Save the LoRA adapter weights and demonstrate how to load them later.

In [None]:
# Save the LoRA adapter
model_save_path = "./llama_mawps_lora"
model.save_pretrained(model_save_path)
tokenizer.save_pretrained(model_save_path)

print(f"Model saved to: {model_save_path}")

# Demonstrate how to load the model later
print("\nDemonstrating model loading...")

# For loading, you would:
# 1. Load the base model
# 2. Load the LoRA adapter

# Note: In a new session, you would do this:
"""
# Load base model
base_model = AutoModelForCausalLM.from_pretrained(
    MODEL_NAME,
    quantization_config=bnb_config,
    torch_dtype=torch.float16,
    device_map="auto"
)

# Load LoRA adapter
finetuned_model = PeftModel.from_pretrained(base_model, model_save_path)

# Load tokenizer
loaded_tokenizer = AutoTokenizer.from_pretrained(model_save_path)
"""

print("Model loading instructions saved in comments above.")

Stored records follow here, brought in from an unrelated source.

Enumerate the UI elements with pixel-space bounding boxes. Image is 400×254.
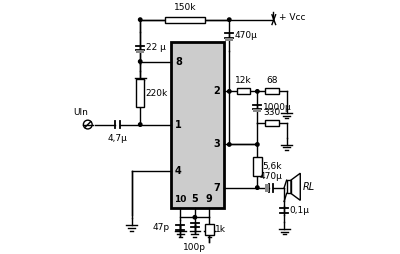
Circle shape — [228, 90, 231, 93]
Text: 3: 3 — [213, 139, 220, 149]
Text: 47p: 47p — [152, 223, 170, 232]
Text: 2: 2 — [213, 86, 220, 96]
Bar — [265, 120, 278, 126]
Bar — [205, 224, 214, 235]
Text: 68: 68 — [266, 76, 278, 85]
Circle shape — [228, 18, 231, 21]
Text: 4,7µ: 4,7µ — [108, 134, 128, 143]
Text: 8: 8 — [175, 56, 182, 67]
Bar — [171, 42, 224, 208]
Text: 1k: 1k — [215, 225, 226, 234]
Text: 9: 9 — [206, 194, 213, 204]
Text: 1000µ: 1000µ — [263, 103, 292, 112]
Bar — [254, 109, 261, 112]
Bar — [136, 50, 144, 53]
Text: 4: 4 — [175, 166, 182, 176]
Bar — [225, 38, 233, 41]
Text: 470µ: 470µ — [235, 31, 258, 40]
Text: 100p: 100p — [183, 243, 206, 252]
Text: 12k: 12k — [235, 76, 252, 85]
Circle shape — [138, 18, 142, 21]
Bar — [287, 180, 291, 194]
Text: RL: RL — [303, 182, 315, 192]
Circle shape — [256, 143, 259, 146]
Text: 10: 10 — [174, 195, 186, 204]
Bar — [237, 88, 250, 94]
Text: 0,1µ: 0,1µ — [290, 206, 310, 215]
Bar — [265, 88, 278, 94]
Bar — [165, 17, 205, 23]
Text: 7: 7 — [213, 183, 220, 193]
Bar — [253, 156, 262, 176]
Text: + Vcc: + Vcc — [279, 13, 306, 22]
Circle shape — [228, 143, 231, 146]
Text: 330: 330 — [263, 108, 280, 117]
Circle shape — [138, 123, 142, 126]
Text: 1: 1 — [175, 120, 182, 130]
Text: 5,6k: 5,6k — [263, 162, 282, 171]
Circle shape — [193, 216, 196, 219]
Text: 220k: 220k — [146, 89, 168, 98]
Circle shape — [256, 90, 259, 93]
Circle shape — [256, 186, 259, 189]
Bar — [265, 184, 268, 192]
Text: 470µ: 470µ — [259, 172, 282, 182]
Text: UIn: UIn — [73, 108, 88, 117]
Text: 22 µ: 22 µ — [146, 43, 166, 52]
Text: 5: 5 — [192, 194, 198, 204]
Text: 150k: 150k — [174, 3, 196, 12]
Bar — [136, 79, 144, 107]
Circle shape — [138, 60, 142, 63]
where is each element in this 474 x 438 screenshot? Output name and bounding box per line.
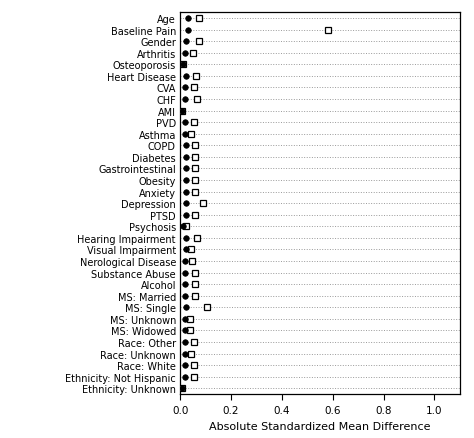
X-axis label: Absolute Standardized Mean Difference: Absolute Standardized Mean Difference bbox=[209, 421, 431, 431]
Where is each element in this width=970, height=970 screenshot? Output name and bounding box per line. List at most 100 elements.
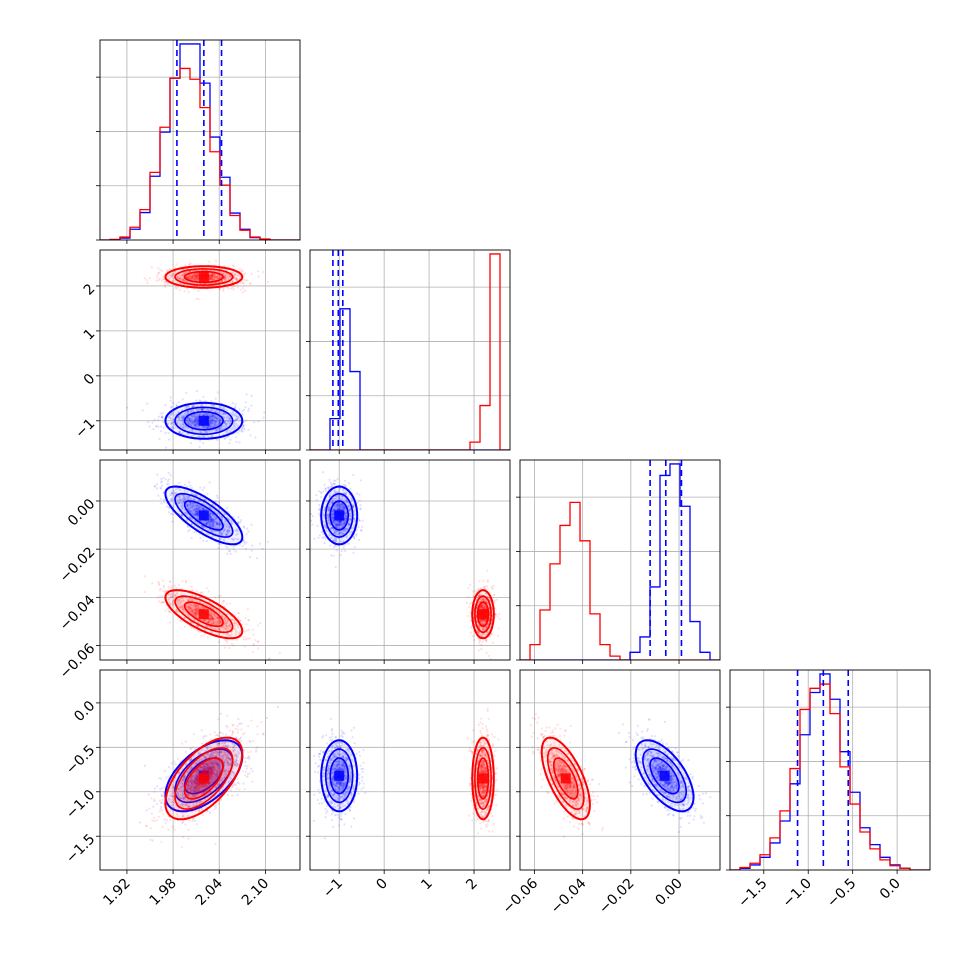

## 9. Test Model with Custom Examples

Test the fine-tuned model with custom math word problems to see the improvements.

In [None]:
# Test with custom math problems
custom_problems = [
    "Sarah has 15 apples. She gives 7 apples to her friend Tom and 3 apples to her sister. How many apples does Sarah have left?",
    "A school has 450 students. If 180 students are boys, how many students are girls?",
    "Mike bought 3 packages of pencils. Each package contains 12 pencils. How many pencils did Mike buy in total?",
    "A rectangle has a length of 8 meters and a width of 5 meters. What is the area of the rectangle?"
]

def test_model(model, tokenizer, problem):
    """Test the model with a single problem."""
    prompt = f"Below is a math word problem. Solve it step by step.\n\n### Problem:\n{problem}\n\n### Solution:\n"
    
    inputs = tokenizer(prompt, return_tensors="pt").to(model.device)
    
    with torch.no_grad():
        outputs = model.generate(
            inputs.input_ids,
            max_new_tokens=200,
            temperature=0.1,
            do_sample=True,
            top_p=0.9,
            repetition_penalty=1.1,
            pad_token_id=tokenizer.eos_token_id
        )
    
    generated_text = tokenizer.decode(outputs[0], skip_special_tokens=True)
    
    # Extract solution
    if "### Solution:" in generated_text:
        solution = generated_text.split("### Solution:")[-1].strip()
    else:
        solution = generated_text.strip()
    
    return solution

print("Testing fine-tuned model with custom problems:")
print("=" * 60)

for i, problem in enumerate(custom_problems, 1):
    print(f"\nTest {i}:")
    print(f"Problem: {problem}")
    
    solution = test_model(model, tokenizer, problem)
    print(f"Solution: {solution}")
    print("-" * 40)

print("\nTesting completed!")

## Conclusion and Next Steps

Congratulations! You have successfully fine-tuned Llama3 7B on the MAWPS dataset using LoRA.

### What we accomplished:
- ✅ Loaded and explored the MAWPS dataset
- ✅ Set up Llama3 7B with 4-bit quantization
- ✅ Configured LoRA for efficient fine-tuning
- ✅ Preprocessed the dataset into instruction-response format
- ✅ Fine-tuned the model with only ~0.5% trainable parameters
- ✅ Evaluated the model performance
- ✅ Saved the LoRA adapter for future use

### Next Steps:
1. **Experiment with hyperparameters**: Try different LoRA ranks, learning rates, or batch sizes
2. **Use the full dataset**: We used a subset for demonstration - use the full dataset for better results
3. **Add better evaluation metrics**: Implement more sophisticated math problem evaluation
4. **Deploy the model**: Create an API or web interface for the fine-tuned model
5. **Compare with base model**: Evaluate the base model on the same problems to see improvement

### Modifying the Project:
- **Change the model**: Replace `MODEL_NAME` with any compatible model (Llama2, CodeLlama, etc.)
- **Adjust LoRA config**: Modify `LORA_CONFIG` to experiment with different adapter settings
- **Change the dataset**: Replace MAWPS with any other instruction-following dataset
- **Modify the prompt template**: Customize `INSTRUCTION_TEMPLATE` for different tasks

The project structure is modular and easily extensible for your specific needs!